Enfin le Graal
Il est obtenu à la fin du ministère de gauche (Najat Valaud-Belkacem) en 2017. Les psychologues scolaires et les conseillers d’orientation-psychologues sont réunis dans un seul corps, celui des psychologues de l’éducation nationale (PsyEN) mais restent sous leurs toits respectifs. Ils gardent des missions distinctes et des territoires séparés (primaire/secondaire et supérieur). Cette dénomination fait tomber l’ambiguïté : ils sont psychologues, pleinement. Quant à l’orientation elle est reléguée en fin de dénomination de la « spécialité » : psychologue de l’Éducation nationale de la spécialité « éducation, développement et conseil en orientation scolaire et professionnelle ». Personne ne les dénommera ainsi, trop compliqué ! Ils seront donc des PsyEN. Le descriptif de la mission développe surtout les activités psychologiques et réduit ce qui concerne l’orientation. Voir l’analyse que je proposais dans l’article « PsyEN, l’orientation du psychologue ».
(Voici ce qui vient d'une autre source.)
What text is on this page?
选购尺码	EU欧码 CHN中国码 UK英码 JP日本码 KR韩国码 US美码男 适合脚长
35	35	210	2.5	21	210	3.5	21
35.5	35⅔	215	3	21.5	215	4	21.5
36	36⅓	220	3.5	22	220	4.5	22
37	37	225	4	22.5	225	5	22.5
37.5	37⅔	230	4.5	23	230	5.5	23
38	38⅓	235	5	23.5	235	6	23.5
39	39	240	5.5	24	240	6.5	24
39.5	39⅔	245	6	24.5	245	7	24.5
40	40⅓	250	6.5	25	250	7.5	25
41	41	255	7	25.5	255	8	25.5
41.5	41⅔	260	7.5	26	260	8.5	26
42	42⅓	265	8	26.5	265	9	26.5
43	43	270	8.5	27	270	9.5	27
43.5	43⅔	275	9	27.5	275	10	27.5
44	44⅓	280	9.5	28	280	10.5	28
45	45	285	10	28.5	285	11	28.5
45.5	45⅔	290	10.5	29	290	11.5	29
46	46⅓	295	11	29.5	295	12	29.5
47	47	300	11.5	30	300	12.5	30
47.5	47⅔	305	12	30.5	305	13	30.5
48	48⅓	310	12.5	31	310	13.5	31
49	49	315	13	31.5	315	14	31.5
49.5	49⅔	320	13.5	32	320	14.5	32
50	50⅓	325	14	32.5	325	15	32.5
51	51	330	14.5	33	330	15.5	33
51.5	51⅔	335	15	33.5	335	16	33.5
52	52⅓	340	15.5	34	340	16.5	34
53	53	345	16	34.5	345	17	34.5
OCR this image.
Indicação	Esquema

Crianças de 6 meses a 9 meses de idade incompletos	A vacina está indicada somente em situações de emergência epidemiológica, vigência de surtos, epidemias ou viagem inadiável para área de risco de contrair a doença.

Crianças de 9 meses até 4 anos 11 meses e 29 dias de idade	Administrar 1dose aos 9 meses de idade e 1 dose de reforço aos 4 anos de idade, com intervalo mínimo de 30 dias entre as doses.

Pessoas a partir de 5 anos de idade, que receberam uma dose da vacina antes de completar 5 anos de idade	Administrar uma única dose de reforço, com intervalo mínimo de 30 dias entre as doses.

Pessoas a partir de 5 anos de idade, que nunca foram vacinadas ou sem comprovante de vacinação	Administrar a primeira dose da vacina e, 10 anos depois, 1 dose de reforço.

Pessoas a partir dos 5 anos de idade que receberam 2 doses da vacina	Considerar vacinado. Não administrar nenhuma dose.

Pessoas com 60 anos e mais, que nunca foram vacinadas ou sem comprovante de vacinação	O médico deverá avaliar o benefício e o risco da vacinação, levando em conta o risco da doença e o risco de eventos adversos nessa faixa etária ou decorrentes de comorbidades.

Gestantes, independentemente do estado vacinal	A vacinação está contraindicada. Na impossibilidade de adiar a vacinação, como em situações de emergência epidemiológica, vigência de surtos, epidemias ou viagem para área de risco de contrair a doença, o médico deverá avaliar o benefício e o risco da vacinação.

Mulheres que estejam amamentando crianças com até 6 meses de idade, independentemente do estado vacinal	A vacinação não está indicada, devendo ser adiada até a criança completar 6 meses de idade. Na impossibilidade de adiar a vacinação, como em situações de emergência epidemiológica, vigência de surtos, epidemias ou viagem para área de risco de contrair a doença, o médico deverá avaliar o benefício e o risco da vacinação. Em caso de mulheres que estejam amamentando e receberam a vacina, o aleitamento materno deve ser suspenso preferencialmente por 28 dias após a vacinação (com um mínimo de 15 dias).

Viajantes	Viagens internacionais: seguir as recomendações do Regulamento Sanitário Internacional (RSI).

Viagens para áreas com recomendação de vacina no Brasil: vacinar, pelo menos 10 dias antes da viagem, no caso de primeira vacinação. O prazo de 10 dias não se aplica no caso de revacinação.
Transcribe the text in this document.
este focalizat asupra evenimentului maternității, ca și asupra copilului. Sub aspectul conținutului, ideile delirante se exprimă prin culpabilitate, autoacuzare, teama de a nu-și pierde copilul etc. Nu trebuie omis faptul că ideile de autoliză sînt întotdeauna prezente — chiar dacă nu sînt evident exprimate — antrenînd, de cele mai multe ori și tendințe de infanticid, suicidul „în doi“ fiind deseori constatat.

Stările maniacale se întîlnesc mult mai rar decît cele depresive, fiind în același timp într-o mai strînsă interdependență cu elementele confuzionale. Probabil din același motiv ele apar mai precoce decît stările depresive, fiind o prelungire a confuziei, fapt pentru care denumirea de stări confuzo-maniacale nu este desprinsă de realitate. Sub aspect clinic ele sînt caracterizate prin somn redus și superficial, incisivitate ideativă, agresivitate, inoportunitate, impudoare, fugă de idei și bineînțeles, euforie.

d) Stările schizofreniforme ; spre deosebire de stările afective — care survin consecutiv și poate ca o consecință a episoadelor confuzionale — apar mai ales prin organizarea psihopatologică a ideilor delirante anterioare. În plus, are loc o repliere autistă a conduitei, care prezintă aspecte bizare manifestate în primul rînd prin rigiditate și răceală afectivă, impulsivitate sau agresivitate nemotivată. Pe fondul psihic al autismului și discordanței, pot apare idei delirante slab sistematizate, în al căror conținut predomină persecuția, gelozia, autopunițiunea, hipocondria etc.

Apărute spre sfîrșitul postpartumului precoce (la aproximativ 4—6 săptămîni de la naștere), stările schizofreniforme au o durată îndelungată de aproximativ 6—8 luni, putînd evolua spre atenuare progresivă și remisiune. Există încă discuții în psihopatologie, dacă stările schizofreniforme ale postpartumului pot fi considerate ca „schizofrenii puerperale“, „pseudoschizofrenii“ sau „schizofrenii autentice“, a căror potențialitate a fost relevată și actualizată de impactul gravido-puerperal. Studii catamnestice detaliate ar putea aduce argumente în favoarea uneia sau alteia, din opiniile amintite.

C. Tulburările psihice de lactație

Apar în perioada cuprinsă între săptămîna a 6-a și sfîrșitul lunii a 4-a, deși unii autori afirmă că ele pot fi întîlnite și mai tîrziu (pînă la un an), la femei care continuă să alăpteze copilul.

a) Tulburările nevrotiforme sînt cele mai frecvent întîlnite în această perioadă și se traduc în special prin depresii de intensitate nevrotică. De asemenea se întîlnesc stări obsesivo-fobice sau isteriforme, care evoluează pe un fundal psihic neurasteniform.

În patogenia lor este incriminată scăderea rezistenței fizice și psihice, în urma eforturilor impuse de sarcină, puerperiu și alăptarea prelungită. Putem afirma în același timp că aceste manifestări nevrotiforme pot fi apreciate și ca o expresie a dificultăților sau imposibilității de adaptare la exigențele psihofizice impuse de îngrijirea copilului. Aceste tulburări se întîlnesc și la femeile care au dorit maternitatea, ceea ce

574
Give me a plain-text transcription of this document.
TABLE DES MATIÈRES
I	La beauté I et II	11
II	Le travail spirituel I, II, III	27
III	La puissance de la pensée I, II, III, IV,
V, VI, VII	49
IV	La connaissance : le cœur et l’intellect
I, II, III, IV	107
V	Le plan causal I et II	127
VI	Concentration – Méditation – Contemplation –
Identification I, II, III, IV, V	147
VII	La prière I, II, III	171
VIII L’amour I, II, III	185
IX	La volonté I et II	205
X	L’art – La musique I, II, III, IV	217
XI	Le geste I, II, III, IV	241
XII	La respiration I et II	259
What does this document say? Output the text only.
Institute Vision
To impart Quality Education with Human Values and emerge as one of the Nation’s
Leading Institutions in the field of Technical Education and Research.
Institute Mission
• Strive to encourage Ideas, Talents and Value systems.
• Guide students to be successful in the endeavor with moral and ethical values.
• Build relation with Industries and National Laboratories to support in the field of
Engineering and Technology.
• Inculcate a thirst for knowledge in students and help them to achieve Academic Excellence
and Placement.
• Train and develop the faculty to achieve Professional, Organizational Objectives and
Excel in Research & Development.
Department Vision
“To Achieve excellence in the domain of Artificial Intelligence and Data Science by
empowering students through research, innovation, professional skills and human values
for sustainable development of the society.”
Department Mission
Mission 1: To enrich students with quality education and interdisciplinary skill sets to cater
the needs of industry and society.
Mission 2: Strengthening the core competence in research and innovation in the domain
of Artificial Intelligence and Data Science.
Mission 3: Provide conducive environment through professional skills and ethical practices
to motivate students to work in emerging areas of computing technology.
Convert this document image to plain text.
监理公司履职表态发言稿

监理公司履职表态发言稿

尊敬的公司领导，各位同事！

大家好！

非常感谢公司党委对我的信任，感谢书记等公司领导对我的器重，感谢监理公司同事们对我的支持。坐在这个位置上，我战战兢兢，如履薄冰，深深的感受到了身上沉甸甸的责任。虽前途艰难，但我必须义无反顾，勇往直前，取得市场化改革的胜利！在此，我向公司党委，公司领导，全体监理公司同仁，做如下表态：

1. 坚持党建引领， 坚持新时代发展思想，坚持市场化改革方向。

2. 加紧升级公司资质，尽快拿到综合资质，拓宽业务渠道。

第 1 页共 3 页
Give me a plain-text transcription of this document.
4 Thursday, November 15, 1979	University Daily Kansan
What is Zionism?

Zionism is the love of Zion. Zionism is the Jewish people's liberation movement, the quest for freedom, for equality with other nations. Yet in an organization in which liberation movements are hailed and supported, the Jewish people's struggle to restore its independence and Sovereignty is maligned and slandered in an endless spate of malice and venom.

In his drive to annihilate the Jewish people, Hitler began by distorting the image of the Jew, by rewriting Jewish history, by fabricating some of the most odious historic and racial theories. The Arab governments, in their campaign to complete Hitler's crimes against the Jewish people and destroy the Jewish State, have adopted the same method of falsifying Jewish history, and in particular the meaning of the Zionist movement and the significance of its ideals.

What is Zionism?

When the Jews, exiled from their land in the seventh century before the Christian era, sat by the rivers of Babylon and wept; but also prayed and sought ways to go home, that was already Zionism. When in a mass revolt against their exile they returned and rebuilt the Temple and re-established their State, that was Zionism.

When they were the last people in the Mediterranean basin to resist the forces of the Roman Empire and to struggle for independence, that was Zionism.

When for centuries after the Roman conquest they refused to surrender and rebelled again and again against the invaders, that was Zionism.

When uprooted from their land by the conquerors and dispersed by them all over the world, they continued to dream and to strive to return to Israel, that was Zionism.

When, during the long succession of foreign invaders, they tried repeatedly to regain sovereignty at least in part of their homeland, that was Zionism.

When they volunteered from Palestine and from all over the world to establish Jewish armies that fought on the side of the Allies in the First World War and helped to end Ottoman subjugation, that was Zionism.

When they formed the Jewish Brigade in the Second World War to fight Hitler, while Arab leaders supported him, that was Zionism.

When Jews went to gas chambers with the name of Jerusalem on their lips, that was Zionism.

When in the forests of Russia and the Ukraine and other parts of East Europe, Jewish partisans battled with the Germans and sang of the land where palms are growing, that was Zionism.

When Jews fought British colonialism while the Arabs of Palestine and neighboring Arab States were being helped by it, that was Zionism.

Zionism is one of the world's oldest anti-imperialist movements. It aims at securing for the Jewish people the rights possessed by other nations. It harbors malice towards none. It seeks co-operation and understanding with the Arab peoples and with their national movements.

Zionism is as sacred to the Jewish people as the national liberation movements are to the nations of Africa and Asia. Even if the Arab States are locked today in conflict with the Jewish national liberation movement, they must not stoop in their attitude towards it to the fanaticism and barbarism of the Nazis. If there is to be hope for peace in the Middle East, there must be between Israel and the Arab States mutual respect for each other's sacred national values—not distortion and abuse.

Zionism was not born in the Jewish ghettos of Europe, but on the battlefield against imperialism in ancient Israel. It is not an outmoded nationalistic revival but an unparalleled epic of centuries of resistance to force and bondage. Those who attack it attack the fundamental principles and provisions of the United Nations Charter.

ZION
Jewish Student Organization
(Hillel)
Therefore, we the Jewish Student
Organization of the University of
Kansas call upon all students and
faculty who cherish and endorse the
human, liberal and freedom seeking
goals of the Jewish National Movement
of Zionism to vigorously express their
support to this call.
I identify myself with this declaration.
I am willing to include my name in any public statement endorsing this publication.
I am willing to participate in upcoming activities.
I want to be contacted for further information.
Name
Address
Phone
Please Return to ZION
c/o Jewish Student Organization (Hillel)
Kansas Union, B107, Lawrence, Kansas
Ce que je peux dire aujourd’hui porte sur deux constats. D’une part le ministère, lui-même, fait de moins en moins de recours aux PsyEN sur le plan de l’aide et du conseil en orientation. Et du côté des PsyEN ils se trouvent de plus en plus sollicités par des activités que j’appelle de « traitement ».
Il y a les examens pour préparer un dossier pour les enfants présentant un handicap (le traitement « bureaucratique » c’est particulièrement complexifié depuis la loi de 2005 au fur et à mesure que le champ s’est structuré). Des parents, de plus en plus nombreux demandent des examens pour faire reconnaître leur enfant comme étant intellectuellement précoce. Tous ces examens psychologiques supposent des entretiens, l’utilisation de tests (passation, correction, interprétation, rédaction, restitution…), et de participer parfois à des commissions. On peut estimer que plus d’une dizaine d’heures sont consacrées à chaque cas supposant des compétences très précises sur le plan de l’évaluation psychologique. Un autre secteur d’activité, réclamant d’autres compétences, cette fois-ci celles de la psychologie relationnelle, réclame de plus en plus souvent les PsyEN du secondaire c’est celui du décrochage, en particulier sur le versant de la prévention.
Dans tous ces cas, il s’agit d’orientation de certains élèves vers des « structures » particulières hors de l’établissement d’origine, cette orientation étant organisée bureaucratiquement, le PsyEN ayant sa fonction reconnue dans ce processus bien plus que dans celui de l’orientation scolaire classique.
La mise en « concurrence »
Avec le nouveau président de la République, Emmanuel Macron, un nouveau ministre de l’éducation, Jean-Michel Blanquer est installé. La loi pour la liberté de choisir son avenir professionnel adoptée durant l’été 2018, présentée par le ministère du travail semble montrer qu’il y a quelques conflits au sein de la majorité et entre les ministères. C’est le ministère du travail qui introduit l’idée de transférer les DRONISEP aux Régions, et lors des débats certains envisagent également de transférer, voire de supprimer les CIO, et de rattacher les Psy EN EDO aux établissements scolaires (Lycées). Le Ministère de l’éducation ne se manifeste pas trop sur ces deux terrains, mais il obtient de conserver le contrôle des procédures d’orientation et d’affectation[1].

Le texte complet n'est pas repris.